Was den Ratsmitgliedern nicht schmeckte: Zur Sitzung gab es aktuelle Kostenberechnungen, die noch einmal deutlich höher waren als die in der Sitzungsvorlage, statt 1,14 jetzt 1,47 Millionen Euro. Ein Architekturbüro hatte jetzt aktuell kalkuliert, erklärte Bauamtsleiter Dirk Vahlmann auf Nachfrage von Josef Schleif (Grüne). Und: Kosten für die Außenbereiche seien noch nicht enthalten.

„Zahlen „nicht erfreulich„

„Die Zahlen sind nicht erfreulich“, fand auch Bürgermeister Christian Vedder. Ein Anbau im Ida-Kindergarten würde mit 520.000 Euro zu Buche schlagen, 950.000 Euro seien für einen zweigeschossigen Anbau im St.-Martin-Kindergarten berechnet worden. Für Günter Bergup (UWG) stand fest: „Wir müssen in eine andere Richtung denken. Wir müssen das Thema Investor jetzt mal wieder anpacken.“ Siegfried Reckers (SPD) war hörbar erschrocken über die Kostensteigerung: „Ich hab mich schon mit 380.000 Euro schwer getan“, sagte er. Einen zweigeschossigen Anbau auf dem Gelände des Kindergartens St.-Martin sah er kritisch: „Die Kinder sollen doch nicht nur untergebracht werden. Wo sollen die denn spielen?“.

Es sei sicher nicht verboten, darüber nachzudenken, ein Grundstück zu kaufen und neu zu bauen, oder einen Investor zu suchen, warf der Bürgermeister ein. Aber: „Wir sind zeitlich und kapazitätsmäßig unter Druck“, beurteilte er die missliche Lage. Hermann-Josef Frieling (CDU) erinnerte daran, dass die örtliche Kirchengemeinde mit ihrem Angebot zur Erweiterung ihrer bestehenden Einrichtungen schon eine Ausnahme mache.

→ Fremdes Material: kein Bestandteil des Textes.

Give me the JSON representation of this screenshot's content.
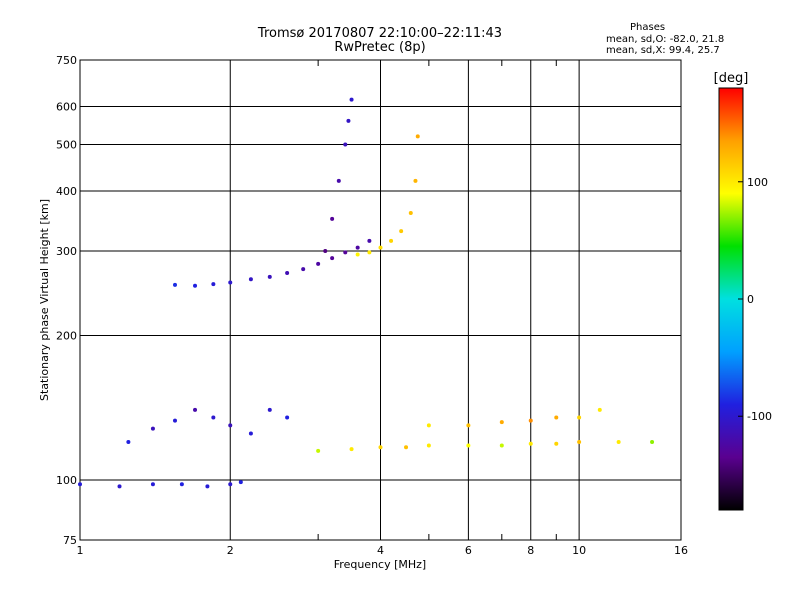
{
  "header": {
    "title_line1": "Tromsø 20170807 22:10:00–22:11:43",
    "title_line2": "RwPretec (8p)",
    "phases_label": "Phases",
    "phases_o": "mean, sd,O: -82.0, 21.8",
    "phases_x": "mean, sd,X:  99.4, 25.7"
  },
  "chart_data": {
    "type": "scatter",
    "title": "Tromsø 20170807 22:10:00–22:11:43",
    "subtitle": "RwPretec (8p)",
    "xlabel": "Frequency [MHz]",
    "ylabel": "Stationary phase Virtual Height [km]",
    "x_scale": "log",
    "y_scale": "log",
    "xlim": [
      1,
      16
    ],
    "ylim": [
      75,
      750
    ],
    "x_ticks": [
      1,
      2,
      4,
      6,
      8,
      10,
      16
    ],
    "x_minor": [
      3,
      5,
      7,
      9
    ],
    "y_ticks": [
      75,
      100,
      200,
      300,
      400,
      500,
      600,
      750
    ],
    "grid": true,
    "colorbar": {
      "label": "[deg]",
      "range": [
        -180,
        180
      ],
      "ticks": [
        100,
        0,
        -100
      ],
      "colors": [
        "#000000",
        "#5a0090",
        "#2020e0",
        "#00a0ff",
        "#00e0e0",
        "#00e000",
        "#ffff00",
        "#ffa000",
        "#ff0000"
      ]
    },
    "series": [
      {
        "x": [
          1.0,
          1.2,
          1.4,
          1.6,
          1.8,
          2.0,
          2.1
        ],
        "y": [
          98,
          97,
          98,
          98,
          97,
          98,
          99
        ],
        "phase": [
          -95,
          -100,
          -95,
          -90,
          -95,
          -100,
          -90
        ]
      },
      {
        "x": [
          1.25,
          1.4,
          1.55,
          1.7,
          1.85,
          2.0,
          2.2,
          2.4,
          2.6
        ],
        "y": [
          120,
          128,
          133,
          140,
          135,
          130,
          125,
          140,
          135
        ],
        "phase": [
          -90,
          -110,
          -95,
          -120,
          -100,
          -110,
          -95,
          -100,
          -90
        ]
      },
      {
        "x": [
          1.55,
          1.7,
          1.85,
          2.0,
          2.2,
          2.4,
          2.6,
          2.8,
          3.0,
          3.2,
          3.4,
          3.6,
          3.8
        ],
        "y": [
          255,
          254,
          256,
          258,
          262,
          265,
          270,
          275,
          282,
          290,
          298,
          305,
          315
        ],
        "phase": [
          -85,
          -90,
          -95,
          -100,
          -105,
          -110,
          -115,
          -120,
          -125,
          -130,
          -130,
          -125,
          -120
        ]
      },
      {
        "x": [
          3.1,
          3.2,
          3.3,
          3.4,
          3.45,
          3.5
        ],
        "y": [
          300,
          350,
          420,
          500,
          560,
          620
        ],
        "phase": [
          -140,
          -130,
          -120,
          -110,
          -105,
          -100
        ]
      },
      {
        "x": [
          3.6,
          3.8,
          4.0,
          4.2,
          4.4,
          4.6,
          4.7,
          4.75
        ],
        "y": [
          295,
          298,
          305,
          315,
          330,
          360,
          420,
          520
        ],
        "phase": [
          95,
          100,
          105,
          110,
          115,
          120,
          125,
          130
        ]
      },
      {
        "x": [
          3.0,
          3.5,
          4.0,
          4.5,
          5.0,
          6.0,
          7.0,
          8.0,
          9.0,
          10.0,
          12.0,
          14.0
        ],
        "y": [
          115,
          116,
          117,
          117,
          118,
          118,
          118,
          119,
          119,
          120,
          120,
          120
        ],
        "phase": [
          80,
          100,
          110,
          120,
          100,
          90,
          80,
          100,
          110,
          120,
          100,
          70
        ]
      },
      {
        "x": [
          5.0,
          6.0,
          7.0,
          8.0,
          9.0,
          10.0,
          11.0
        ],
        "y": [
          130,
          130,
          132,
          133,
          135,
          135,
          140
        ],
        "phase": [
          100,
          120,
          130,
          140,
          130,
          110,
          100
        ]
      }
    ]
  }
}
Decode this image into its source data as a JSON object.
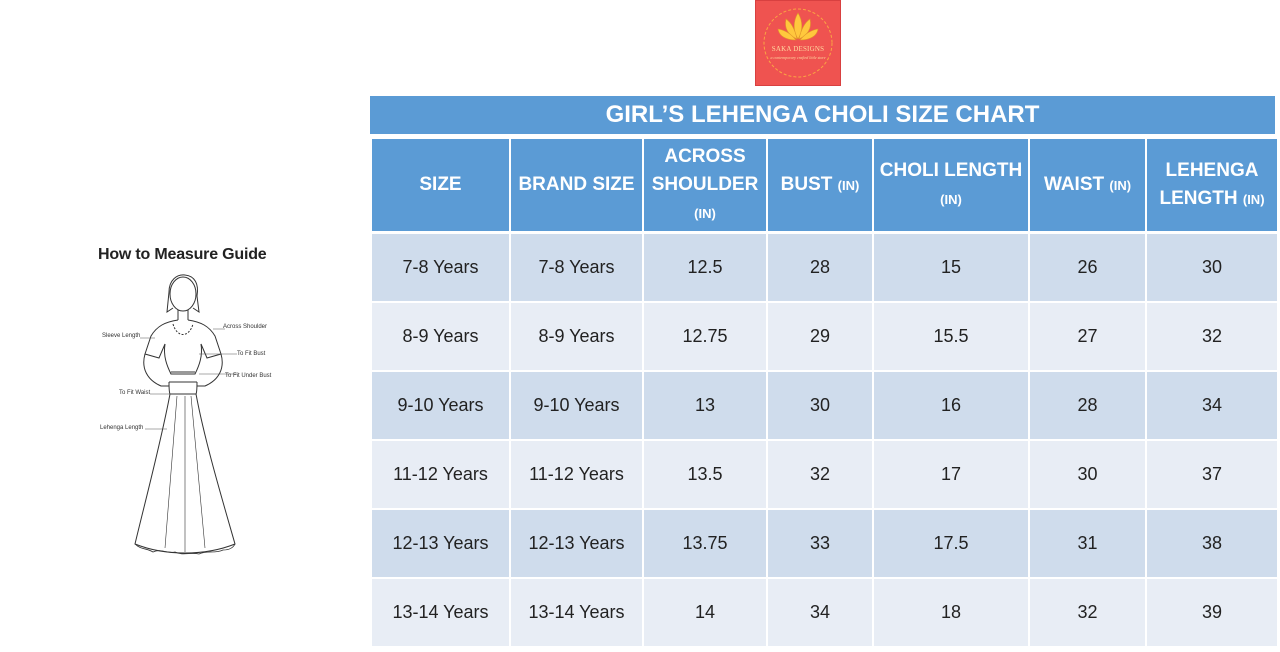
{
  "logo": {
    "name": "SAKA DESIGNS",
    "tagline": "a contemporary crafted little store",
    "colors": {
      "background": "#ef5350",
      "accent": "#ffc83d"
    }
  },
  "guide": {
    "title": "How to Measure Guide",
    "labels": {
      "across_shoulder": "Across Shoulder",
      "sleeve_length": "Sleeve Length",
      "fit_bust": "To Fit Bust",
      "fit_under_bust": "To Fit Under Bust",
      "fit_waist": "To Fit Waist",
      "lehenga_length": "Lehenga Length"
    }
  },
  "chart": {
    "title": "GIRL’S LEHENGA CHOLI SIZE CHART",
    "unit_label": "(IN)",
    "columns": {
      "size": "SIZE",
      "brand_size": "BRAND SIZE",
      "across_shoulder": "ACROSS SHOULDER",
      "bust": "BUST",
      "choli_length": "CHOLI LENGTH",
      "waist": "WAIST",
      "lehenga_length": "LEHENGA LENGTH"
    },
    "rows": [
      {
        "size": "7-8 Years",
        "brand_size": "7-8 Years",
        "across_shoulder": "12.5",
        "bust": "28",
        "choli_length": "15",
        "waist": "26",
        "lehenga_length": "30"
      },
      {
        "size": "8-9 Years",
        "brand_size": "8-9 Years",
        "across_shoulder": "12.75",
        "bust": "29",
        "choli_length": "15.5",
        "waist": "27",
        "lehenga_length": "32"
      },
      {
        "size": "9-10 Years",
        "brand_size": "9-10 Years",
        "across_shoulder": "13",
        "bust": "30",
        "choli_length": "16",
        "waist": "28",
        "lehenga_length": "34"
      },
      {
        "size": "11-12 Years",
        "brand_size": "11-12 Years",
        "across_shoulder": "13.5",
        "bust": "32",
        "choli_length": "17",
        "waist": "30",
        "lehenga_length": "37"
      },
      {
        "size": "12-13 Years",
        "brand_size": "12-13 Years",
        "across_shoulder": "13.75",
        "bust": "33",
        "choli_length": "17.5",
        "waist": "31",
        "lehenga_length": "38"
      },
      {
        "size": "13-14 Years",
        "brand_size": "13-14 Years",
        "across_shoulder": "14",
        "bust": "34",
        "choli_length": "18",
        "waist": "32",
        "lehenga_length": "39"
      }
    ],
    "colors": {
      "header": "#5b9bd5",
      "row_odd": "#cfdcec",
      "row_even": "#e8edf5"
    }
  }
}
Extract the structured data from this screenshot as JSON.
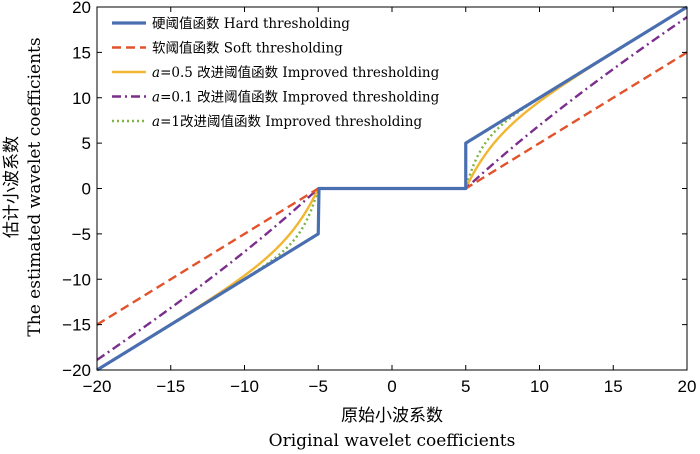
{
  "chart_data": {
    "type": "line",
    "xlabel_cn": "原始小波系数",
    "xlabel_en": "Original wavelet coefficients",
    "ylabel_cn": "估计小波系数",
    "ylabel_en": "The estimated wavelet coefficients",
    "xlim": [
      -20,
      20
    ],
    "ylim": [
      -20,
      20
    ],
    "xticks": [
      -20,
      -15,
      -10,
      -5,
      0,
      5,
      10,
      15,
      20
    ],
    "yticks": [
      -20,
      -15,
      -10,
      -5,
      0,
      5,
      10,
      15,
      20
    ],
    "threshold": 5,
    "grid": false,
    "legend_position": "top-left",
    "series": [
      {
        "name": "硬阈值函数 Hard thresholding",
        "method": "hard",
        "color": "#4a6fb0",
        "style": "solid"
      },
      {
        "name": "软阈值函数 Soft thresholding",
        "method": "soft",
        "color": "#e2522b",
        "style": "dashed"
      },
      {
        "name": "a=0.5 改进阈值函数 Improved thresholding",
        "method": "improved",
        "a": 0.5,
        "color": "#f2b632",
        "style": "solid"
      },
      {
        "name": "a=0.1 改进阈值函数 Improved thresholding",
        "method": "improved",
        "a": 0.1,
        "color": "#7b2e8c",
        "style": "dashdot"
      },
      {
        "name": "a=1改进阈值函数 Improved thresholding",
        "method": "improved",
        "a": 1,
        "color": "#7cb342",
        "style": "dotted"
      }
    ],
    "legend": [
      {
        "prefix": "",
        "text": "硬阈值函数 Hard thresholding"
      },
      {
        "prefix": "",
        "text": "软阈值函数 Soft thresholding"
      },
      {
        "prefix": "a",
        "text": "=0.5 改进阈值函数 Improved thresholding"
      },
      {
        "prefix": "a",
        "text": "=0.1 改进阈值函数 Improved thresholding"
      },
      {
        "prefix": "a",
        "text": "=1改进阈值函数 Improved thresholding"
      }
    ]
  }
}
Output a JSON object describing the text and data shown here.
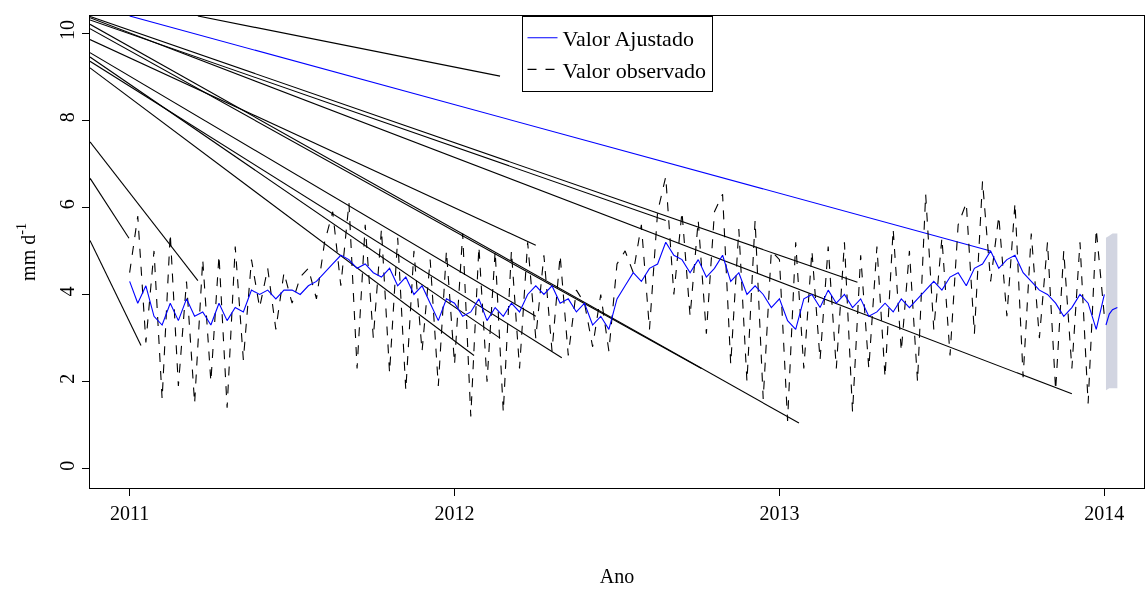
{
  "chart_data": {
    "type": "line",
    "xlabel": "Ano",
    "ylabel": "mm d$^{-1}$",
    "xlim": [
      2010.878,
      2014.122
    ],
    "ylim": [
      -0.44,
      10.39
    ],
    "xticks": [
      2011,
      2012,
      2013,
      2014
    ],
    "yticks": [
      0,
      2,
      4,
      6,
      8,
      10
    ],
    "legend": "top",
    "series": [
      {
        "color": "#000000",
        "line_style": "solid",
        "x": [
          2010.878,
          2011.035
        ],
        "values": [
          5.24,
          2.83
        ]
      },
      {
        "color": "#000000",
        "line_style": "solid",
        "x": [
          2010.878,
          2010.998
        ],
        "values": [
          6.67,
          5.29
        ]
      },
      {
        "color": "#000000",
        "line_style": "solid",
        "x": [
          2010.878,
          2011.21
        ],
        "values": [
          7.5,
          4.32
        ]
      },
      {
        "color": "#000000",
        "line_style": "solid",
        "x": [
          2010.878,
          2012.06
        ],
        "values": [
          9.2,
          2.6
        ]
      },
      {
        "color": "#000000",
        "line_style": "solid",
        "x": [
          2010.878,
          2012.33
        ],
        "values": [
          9.35,
          2.55
        ]
      },
      {
        "color": "#000000",
        "line_style": "solid",
        "x": [
          2010.878,
          2012.14
        ],
        "values": [
          9.45,
          3.0
        ]
      },
      {
        "color": "#000000",
        "line_style": "solid",
        "x": [
          2010.878,
          2012.25
        ],
        "values": [
          9.55,
          3.5
        ]
      },
      {
        "color": "#000000",
        "line_style": "solid",
        "x": [
          2010.878,
          2012.25
        ],
        "values": [
          9.85,
          5.13
        ]
      },
      {
        "color": "#000000",
        "line_style": "solid",
        "x": [
          2010.878,
          2012.76
        ],
        "values": [
          10.1,
          2.3
        ]
      },
      {
        "color": "#000000",
        "line_style": "solid",
        "x": [
          2010.878,
          2013.06
        ],
        "values": [
          10.2,
          1.05
        ]
      },
      {
        "color": "#000000",
        "line_style": "solid",
        "x": [
          2010.878,
          2012.65
        ],
        "values": [
          10.3,
          5.7
        ]
      },
      {
        "color": "#000000",
        "line_style": "solid",
        "x": [
          2010.878,
          2013.9
        ],
        "values": [
          10.35,
          1.72
        ]
      },
      {
        "color": "#000000",
        "line_style": "solid",
        "x": [
          2010.878,
          2013.24
        ],
        "values": [
          10.38,
          4.28
        ]
      },
      {
        "color": "#000000",
        "line_style": "solid",
        "x": [
          2011.21,
          2012.14
        ],
        "values": [
          10.39,
          9.01
        ]
      },
      {
        "color": "#0000ff",
        "line_style": "solid",
        "x": [
          2011.0,
          2013.65
        ],
        "values": [
          10.39,
          5.0
        ]
      },
      {
        "name": "Valor observado",
        "color": "#000000",
        "line_style": "dashed",
        "x": [
          2011.0,
          2011.025,
          2011.05,
          2011.075,
          2011.1,
          2011.125,
          2011.15,
          2011.175,
          2011.2,
          2011.225,
          2011.25,
          2011.275,
          2011.3,
          2011.325,
          2011.35,
          2011.375,
          2011.4,
          2011.425,
          2011.45,
          2011.475,
          2011.5,
          2011.525,
          2011.55,
          2011.575,
          2011.6,
          2011.625,
          2011.65,
          2011.675,
          2011.7,
          2011.725,
          2011.75,
          2011.775,
          2011.8,
          2011.825,
          2011.85,
          2011.875,
          2011.9,
          2011.925,
          2011.95,
          2011.975,
          2012.0,
          2012.025,
          2012.05,
          2012.075,
          2012.1,
          2012.125,
          2012.15,
          2012.175,
          2012.2,
          2012.225,
          2012.25,
          2012.275,
          2012.3,
          2012.325,
          2012.35,
          2012.375,
          2012.4,
          2012.425,
          2012.45,
          2012.475,
          2012.5,
          2012.525,
          2012.55,
          2012.575,
          2012.6,
          2012.625,
          2012.65,
          2012.675,
          2012.7,
          2012.725,
          2012.75,
          2012.775,
          2012.8,
          2012.825,
          2012.85,
          2012.875,
          2012.9,
          2012.925,
          2012.95,
          2012.975,
          2013.0,
          2013.025,
          2013.05,
          2013.075,
          2013.1,
          2013.125,
          2013.15,
          2013.175,
          2013.2,
          2013.225,
          2013.25,
          2013.275,
          2013.3,
          2013.325,
          2013.35,
          2013.375,
          2013.4,
          2013.425,
          2013.45,
          2013.475,
          2013.5,
          2013.525,
          2013.55,
          2013.575,
          2013.6,
          2013.625,
          2013.65,
          2013.675,
          2013.7,
          2013.725,
          2013.75,
          2013.775,
          2013.8,
          2013.825,
          2013.85,
          2013.875,
          2013.9,
          2013.925,
          2013.95,
          2013.975,
          2014.0
        ],
        "values": [
          4.5,
          5.8,
          2.9,
          5.0,
          1.6,
          5.4,
          1.9,
          4.3,
          1.5,
          4.8,
          2.0,
          4.9,
          1.4,
          5.1,
          2.5,
          4.8,
          3.7,
          4.6,
          3.2,
          4.5,
          3.8,
          4.4,
          4.6,
          3.9,
          5.2,
          5.9,
          4.2,
          6.1,
          2.3,
          5.6,
          3.0,
          5.5,
          2.2,
          5.3,
          1.8,
          5.0,
          2.7,
          4.8,
          1.9,
          5.0,
          2.4,
          5.4,
          1.2,
          5.1,
          2.0,
          5.0,
          1.3,
          5.0,
          2.3,
          5.2,
          3.0,
          4.9,
          2.7,
          4.9,
          2.6,
          4.1,
          3.8,
          2.8,
          4.0,
          2.7,
          4.7,
          5.0,
          4.5,
          5.6,
          3.2,
          5.9,
          6.7,
          4.0,
          5.9,
          3.5,
          5.7,
          3.1,
          5.9,
          6.3,
          2.4,
          5.5,
          2.0,
          5.7,
          1.6,
          5.0,
          4.8,
          1.1,
          5.2,
          2.3,
          5.0,
          2.5,
          5.1,
          2.3,
          5.2,
          1.3,
          4.9,
          2.3,
          5.1,
          2.1,
          5.5,
          2.7,
          5.0,
          2.0,
          6.3,
          3.2,
          5.3,
          2.6,
          5.6,
          6.1,
          3.1,
          6.6,
          4.3,
          5.8,
          3.5,
          6.1,
          2.1,
          5.4,
          3.0,
          5.2,
          1.8,
          5.0,
          2.3,
          5.2,
          1.5,
          5.5,
          3.5
        ]
      },
      {
        "name": "Valor Ajustado",
        "color": "#0000ff",
        "line_style": "solid",
        "x": [
          2011.0,
          2011.025,
          2011.05,
          2011.075,
          2011.1,
          2011.125,
          2011.15,
          2011.175,
          2011.2,
          2011.225,
          2011.25,
          2011.275,
          2011.3,
          2011.325,
          2011.35,
          2011.375,
          2011.4,
          2011.425,
          2011.45,
          2011.475,
          2011.5,
          2011.525,
          2011.55,
          2011.575,
          2011.6,
          2011.625,
          2011.65,
          2011.675,
          2011.7,
          2011.725,
          2011.75,
          2011.775,
          2011.8,
          2011.825,
          2011.85,
          2011.875,
          2011.9,
          2011.925,
          2011.95,
          2011.975,
          2012.0,
          2012.025,
          2012.05,
          2012.075,
          2012.1,
          2012.125,
          2012.15,
          2012.175,
          2012.2,
          2012.225,
          2012.25,
          2012.275,
          2012.3,
          2012.325,
          2012.35,
          2012.375,
          2012.4,
          2012.425,
          2012.45,
          2012.475,
          2012.5,
          2012.525,
          2012.55,
          2012.575,
          2012.6,
          2012.625,
          2012.65,
          2012.675,
          2012.7,
          2012.725,
          2012.75,
          2012.775,
          2012.8,
          2012.825,
          2012.85,
          2012.875,
          2012.9,
          2012.925,
          2012.95,
          2012.975,
          2013.0,
          2013.025,
          2013.05,
          2013.075,
          2013.1,
          2013.125,
          2013.15,
          2013.175,
          2013.2,
          2013.225,
          2013.25,
          2013.275,
          2013.3,
          2013.325,
          2013.35,
          2013.375,
          2013.4,
          2013.425,
          2013.45,
          2013.475,
          2013.5,
          2013.525,
          2013.55,
          2013.575,
          2013.6,
          2013.625,
          2013.65,
          2013.675,
          2013.7,
          2013.725,
          2013.75,
          2013.775,
          2013.8,
          2013.825,
          2013.85,
          2013.875,
          2013.9,
          2013.925,
          2013.95,
          2013.975,
          2014.0
        ],
        "values": [
          4.3,
          3.8,
          4.2,
          3.5,
          3.3,
          3.8,
          3.4,
          3.9,
          3.5,
          3.6,
          3.3,
          3.8,
          3.4,
          3.7,
          3.6,
          4.1,
          4.0,
          4.1,
          3.9,
          4.1,
          4.1,
          4.0,
          4.2,
          4.3,
          4.5,
          4.7,
          4.9,
          4.8,
          4.6,
          4.7,
          4.5,
          4.4,
          4.6,
          4.2,
          4.4,
          4.0,
          4.2,
          3.8,
          3.4,
          3.9,
          3.8,
          3.5,
          3.6,
          3.9,
          3.4,
          3.7,
          3.5,
          3.8,
          3.6,
          4.0,
          4.2,
          4.0,
          4.2,
          3.8,
          3.9,
          3.6,
          3.8,
          3.3,
          3.5,
          3.2,
          3.9,
          4.2,
          4.5,
          4.3,
          4.6,
          4.7,
          5.2,
          4.9,
          4.8,
          4.5,
          4.8,
          4.4,
          4.6,
          4.9,
          4.3,
          4.5,
          4.0,
          4.2,
          4.0,
          3.7,
          3.9,
          3.4,
          3.2,
          3.9,
          4.0,
          3.7,
          4.1,
          3.8,
          4.0,
          3.7,
          3.9,
          3.5,
          3.6,
          3.8,
          3.6,
          3.9,
          3.7,
          3.9,
          4.1,
          4.3,
          4.1,
          4.4,
          4.5,
          4.2,
          4.6,
          4.7,
          5.0,
          4.6,
          4.8,
          4.9,
          4.5,
          4.3,
          4.1,
          4.0,
          3.8,
          3.5,
          3.7,
          4.0,
          3.8,
          3.2,
          4.0
        ]
      },
      {
        "color": "#0000ff",
        "line_style": "solid",
        "x": [
          2014.005,
          2014.015,
          2014.025,
          2014.04
        ],
        "values": [
          3.3,
          3.55,
          3.65,
          3.7
        ],
        "lower": [
          1.8,
          1.85,
          1.85,
          1.85
        ],
        "upper": [
          5.3,
          5.35,
          5.4,
          5.4
        ]
      }
    ]
  }
}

Gespräche mit Kreis führen

„Die Kirche wird keine weiteren Trägerschaften übernehmen“, betonte er und sprach sich dafür aus, mit dem Kreis Borken als zuständige Behörde Rücksprache zu halten, welche Varianten es noch gebe. Barbara Seidensticker-Beining, für die SPD Mitglied im Kreis-Jugendhilfeausschuss, empfahl das auch dringend. „Ich lehne aus tiefstem Herzen ab, dass wir wieder Stückwerk machen“, betonte sei.

Der Beschluss fiel schließlich einstimmig: Die Planungen für den St.-Ida-Kindergarten werden weitergeführt. Der Kirchengemeinde solle das Signal gegeben werden, dass die Bereitschaft zur Erweiterung des St.-Martin-Kindergartens positiv gesehen werde. Die Gemeindeverwaltung solle aber mit dem Kreis Borken über weitere Varianten für den Bau und die Trägerschaft der zwei notwendigen Kindergartengruppen in Südlohn Gespräche führen.